After university, Ben won a small NHS Salford Innovation Fund grant to pilot a low-cost community-based model supporting the health and wellbeing of Salford’s disabled residents. This pilot led to Ben founding a Community Interest Company, Beyond Empower, aimed at helping places support disabled people to lead healthy, active lives.
Since, Ben and Beyond Empower have gone on to secure contracts with NHS Greater Manchester and local authorities, as well as supporting sectors such as infrastructure, leisure and transport to work towards more accessible offers for disabled people. They support hundreds of disabled people each year towards healthy, active lives.

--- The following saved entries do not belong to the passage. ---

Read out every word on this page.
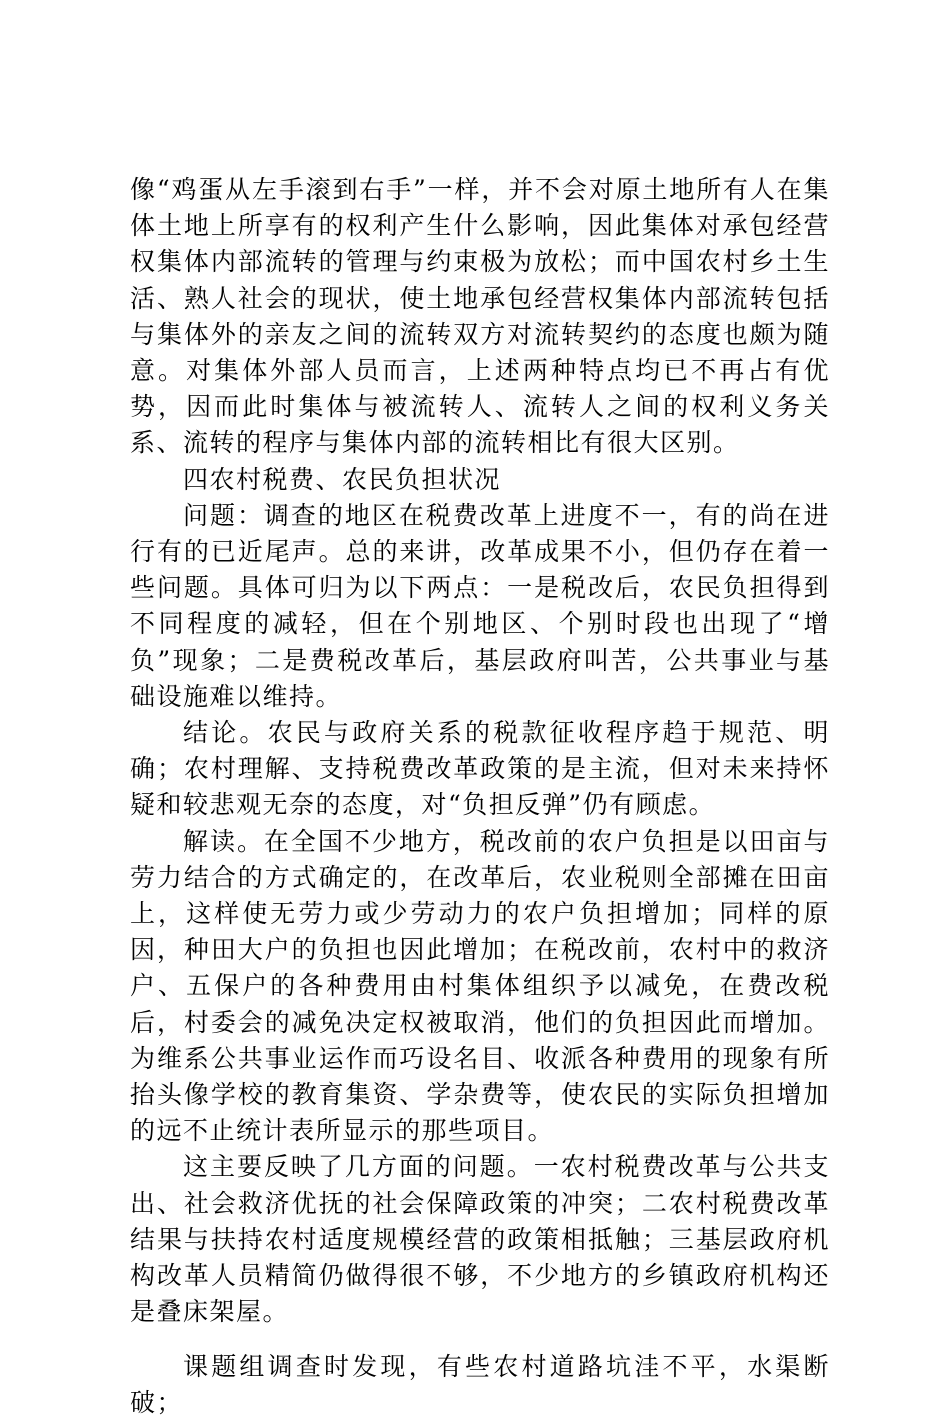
像“鸡蛋从左手滚到右手”一样，并不会对原土地所有人在集体土地上所享有的权利产生什么影响，因此集体对承包经营权集体内部流转的管理与约束极为放松；而中国农村乡土生活、熟人社会的现状，使土地承包经营权集体内部流转包括与集体外的亲友之间的流转双方对流转契约的态度也颇为随意。对集体外部人员而言，上述两种特点均已不再占有优势，因而此时集体与被流转人、流转人之间的权利义务关系、流转的程序与集体内部的流转相比有很大区别。

四农村税费、农民负担状况

问题：调查的地区在税费改革上进度不一，有的尚在进行有的已近尾声。总的来讲，改革成果不小，但仍存在着一些问题。具体可归为以下两点：一是税改后，农民负担得到不同程度的减轻，但在个别地区、个别时段也出现了“增负”现象；二是费税改革后，基层政府叫苦，公共事业与基础设施难以维持。

结论。农民与政府关系的税款征收程序趋于规范、明确；农村理解、支持税费改革政策的是主流，但对未来持怀疑和较悲观无奈的态度，对“负担反弹”仍有顾虑。

解读。在全国不少地方，税改前的农户负担是以田亩与劳力结合的方式确定的，在改革后，农业税则全部摊在田亩上，这样使无劳力或少劳动力的农户负担增加；同样的原因，种田大户的负担也因此增加；在税改前，农村中的救济户、五保户的各种费用由村集体组织予以减免，在费改税后，村委会的减免决定权被取消，他们的负担因此而增加。为维系公共事业运作而巧设名目、收派各种费用的现象有所抬头像学校的教育集资、学杂费等，使农民的实际负担增加的远不止统计表所显示的那些项目。

这主要反映了几方面的问题。一农村税费改革与公共支出、社会救济优抚的社会保障政策的冲突；二农村税费改革结果与扶持农村适度规模经营的政策相抵触；三基层政府机构改革人员精简仍做得很不够，不少地方的乡镇政府机构还是叠床架屋。

课题组调查时发现，有些农村道路坑洼不平，水渠断破；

Ben has a variety of co-chair positions in Greater Manchester including Greater Manchester Moving’s Commitment to Inclusive Leisure and Active Travel for disabled people and more recently Greater Manchester Mayor’s Disabled People’s Panel.
Named Salford’s Citizen of the Year in 2019 and one of the most influential disabled people in the UK in the Shaw Trust’s Disability Power 100 in 2022, Ben is also keen to engage younger audiences on the topics of accessibility. He has written a series of books, Better Places, to help children think about how places can be made better for disabled people.
On receiving his award from the university, Ben said: “I’m immensely grateful for this award. The University of Salford gave me the opportunities to study a field I’m passionate about, which I’ve been lucky enough to forge a career in. Being from Salford makes this degree from the University of Salford all the more meaningful to me. I’d like to thank the whole of the School of Health and Society for their support and recognition.”
Professor Vicky Halliwell, Interim Pro Vice-Chancellor and Dean of the School of Health and Society at the University of Salford, said: “Ben’s efforts and commitment to reducing the health and societal inequalities that disabled people experience are truly inspirational. We are very proud to confer on him this Honorary Doctorate of Sciences.”